RECHTBANK 'S-GRAVENHAGE
Nevenzittingsplaats Dordrecht
Sector Bestuursrecht
Vreemdelingenkamer
procedurenummer: AWB 10/36781, V-nummer: [v-nummer] ,
uitspraak van de enkelvoudige kamer
[eiser] , eiser,
gemachtigde: mr. M.G. Bannenberg, advocaat te Rotterdam,
de Minister van Justitie, thans de Minister voor Immigratie en Asiel, verweerder,
gemachtigden: mr. M.M.E. Disselkamp (zitting 4 november 2010) en mr. N.H.T. Jansen (zitting 11 november 2010), beiden ambtenaar bij de Immigratie- en Naturalisatiedienst.
1. Ontstaan en loop van het geding
1.1. Verweerder heeft eiser op 24 september 2010 in vreemdelingenbewaring gesteld.
1.2. Bij faxbericht van 22 oktober 2010 heeft eiser beroep ingesteld tegen het voortduren van de maatregel van bewaring, nadat de rechtbank het beroep van eiser tegen zijn inbewaringstelling bij uitspraak van 14 oktober 2010 ongegrond heeft verklaard.
1.3. De zaak is op 4 november 2010 behandeld ter zitting van een enkelvoudige kamer.
Eiser is ter zitting verschenen, bijgestaan door mr. S.C. van Paridon, advocaat te Rotterdam.
Verweerder is verschenen bij gemachtigde.

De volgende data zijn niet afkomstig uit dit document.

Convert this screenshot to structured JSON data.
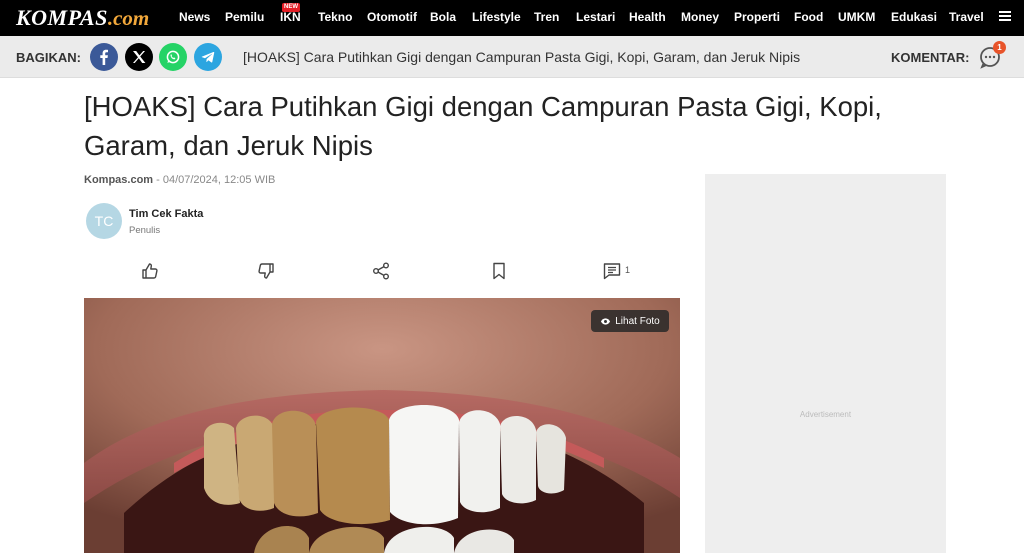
{
  "header": {
    "logo_main": "KOMPAS",
    "logo_suffix": ".com",
    "nav_items": [
      "News",
      "Pemilu",
      "IKN",
      "Tekno",
      "Otomotif",
      "Bola",
      "Lifestyle",
      "Tren",
      "Lestari",
      "Health",
      "Money",
      "Properti",
      "Food",
      "UMKM",
      "Edukasi",
      "Travel"
    ],
    "new_badge": "NEW"
  },
  "sharebar": {
    "label": "BAGIKAN:",
    "title": "[HOAKS] Cara Putihkan Gigi dengan Campuran Pasta Gigi, Kopi, Garam, dan Jeruk Nipis",
    "comment_label": "KOMENTAR:",
    "comment_count": "1"
  },
  "article": {
    "headline": "[HOAKS] Cara Putihkan Gigi dengan Campuran Pasta Gigi, Kopi, Garam, dan Jeruk Nipis",
    "source": "Kompas.com",
    "date": " - 04/07/2024, 12:05 WIB",
    "author_initials": "TC",
    "author_name": "Tim Cek Fakta",
    "author_role": "Penulis",
    "comments_count": "1",
    "photo_button": "Lihat Foto"
  },
  "ad": {
    "label": "Advertisement"
  },
  "colors": {
    "facebook": "#3b5998",
    "x": "#000000",
    "whatsapp": "#25d366",
    "telegram": "#2ca5e0",
    "logo_accent": "#f2a83b",
    "badge": "#e41e26"
  }
}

Voorts is ter zitting verschenen mr. drs. K.P. Woo, tolk
1.4. De rechtbank heeft het onderzoek ter zitting geschorst, eiser in de gelegenheid een uitspraak van deze rechtbank 's-Gravenhage, nevenzittingsplaats Groningen, over te leggen en verweerder een aantal vragen gesteld.
Bij faxbericht van 4 november 2010 heeft eiser desbetreffende uitspraak overgelegd.
Bij faxbericht van 10 november 2010 heeft verweerder nadere inlichtingen gegeven.
1.5. De zaak is op 11 november 2010 verder behandeld ter zitting van een enkelvoudige kamer.
Eiser is ter zitting verschenen, bijgestaan door mr. R.W. Koevoets, advocaat te Rotterdam.
Verweerder is verschenen bij gemachtigde.
Voorts is ter zitting verschenen mr. drs. K.P. Woo, tolk.
2.1. Ingevolge artikel 96, derde lid, van de Vreemdelingenwet 2000 (hierna: Vw 2000), gelezen in samenhang met het eerste lid van deze bepaling, verklaart de rechtbank het beroep tegen het voortduren van de vrijheidsontneming gegrond indien zij van oordeel is dat de toepassing of tenuitvoerlegging van de maatregel in strijd is met de Vw 2000 dan wel bij afweging van alle daarbij betrokken belangen in redelijkheid niet gerechtvaardigd is. In dat geval beveelt de rechtbank de opheffing van de maatregel of een wijziging van de wijze van tenuitvoerlegging daarvan.
Ingevolge artikel 106, eerste lid, eerste volzin, van de Vw 2000 kan de rechtbank, indien zij de opheffing van een maatregel strekkende tot vrijheidsontneming beveelt, dan wel de vrijheidsontneming reeds voor de behandeling van het verzoek om opheffing van die maatregel wordt opgeheven, aan de vreemdeling een vergoeding ten laste van de Staat toekennen.
2.2. Eiser heeft, samengevat, het volgende aangevoerd.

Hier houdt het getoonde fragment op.